The methods used for the comparative analytical assessment are described in the following sections. These methods were qualified and shown to be fit for purpose (data not shown). The adalimumab-aqvh primary reference standard lot was used as the reference standard for all functional testing for which relative activity was used to assess similarity. Adalimumab-aqvh samples were analyzed together with reference product samples wherever possible.
2.2.1 Reduced Peptide Mapping
Reduced peptide mapping with trypsin digestion and liquid chromatography with tandem mass spectrometry (LC–MS/MS ) was performed on a ThermoFisher Scientific Orbitrap Q Exactive coupled to an ultra performance liquid chromatography (UPLC) system. Peptides were separated on a ThermoFisher Scientific Acclaim Vanquish C18 column (2.2 µm, 2.1 mm × 250 mm) at 25 °C using a gradient of acetonitrile/water containing formic acid, 0.1%, at a flow rate of 0.3 mL with UV absorbance detection at 215 nm. MS was performed in positive mode at an Orbitrap resolution of 60,000 over a range of 200–2000 mass to charge ratio (m/z). MS/MS was achieved by 28% higher-energy collisional dissociation energy and detected by Orbitrap by auto-scan range. Data were processed using ThermoFisher Scientific BioPharma Finder software, version 3.2, to identify peptide fragments.
2.2.2 Intact Mass
Intact, reduced, and deglycosylated protein samples were injected onto a Waters Mass PREP Micro desalting column (2.1 × 5 mm, 20 μm particle). A gradient of acetonitrile/water containing formic acid, 0.1%, was used. Mass spectra were acquired in positive ion polarity mode using an electrospray ion source kept at 125 °C (desolvation temperature of 450 °C); capillary voltage was set at 2.5 kV.

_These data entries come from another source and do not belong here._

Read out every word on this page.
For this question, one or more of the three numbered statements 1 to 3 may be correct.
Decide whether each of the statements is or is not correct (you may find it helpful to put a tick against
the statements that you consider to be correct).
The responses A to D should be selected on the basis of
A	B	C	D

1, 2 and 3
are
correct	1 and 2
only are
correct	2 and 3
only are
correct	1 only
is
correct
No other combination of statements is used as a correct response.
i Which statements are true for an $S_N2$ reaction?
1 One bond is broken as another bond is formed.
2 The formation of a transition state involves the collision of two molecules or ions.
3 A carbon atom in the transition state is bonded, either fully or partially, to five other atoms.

2.2.3 Non-Reduced Peptide Mapping
For the non-reduced peptide mapping, samples were treated with trypsin under non-reducing conditions. LC–MS/MS was performed using a ThermoFisher Scientific Orbitrap Fusion Lumos Tribrid high-resolution mass spectrometer coupled to a UPLC system. The disulfide-linked peptides were separated using a ThermoFisher Scientific Acclaim Vanquish C18 UPLC reversed-phase column (2.1 × 250 mm, 2.2 μm particle) and a gradient of acetonitrile/water containing formic acid, 0.1%, at a flow rate of 0.3 mL with UV absorbance detection at 215 nm. MS was performed from m/z 197 to 2000 Da under the positive polarity mode by Orbitrap resolution of 60,000. MS/MS was performed by 28% higher-energy collisional dissociation energy and detected by Ion Trap from m/z 120. Data were processed using ThermoFisher Scientific BioPharma Finder software, version 3.2, to identify peptide fragments.
2.2.4 FTIR Spectroscopy
An FTIR spectrometer equipped with a room temperature deuterated triglycine sulfate detector/liquid nitrogen cooled mercury cadmium telluride detector was used. Protein samples were concentrated to ~ 90 mg/mL and placed between two CaF2 windows with a 6- to 7-µm spacer. Spectra were collected at 4 cm−1 resolution, with a data average of 256 scans. A buffer (filtrate from concentration of protein samples) spectrum and residual moisture peaks were subtracted. Second-derivative spectra were calculated using the Savitzky–Golay method, with a second order of polynomial function.
2.2.5 Far and Near UV CD
Samples were diluted to 1 mg/mL in a common formulation buffer for far and near UV circular dichroism (CD) analysis using a CD spectrophotometer. Measurements were carried out at room temperature using 1 cm/cell and 0.02 cm/cell for near and far UV CD, respectively. After subtracting the buffer spectrum, the CD spectrum of each sample was converted to the mean residue ellipticity using the mean residue molecular weight of 109.35 and the path length of the cell.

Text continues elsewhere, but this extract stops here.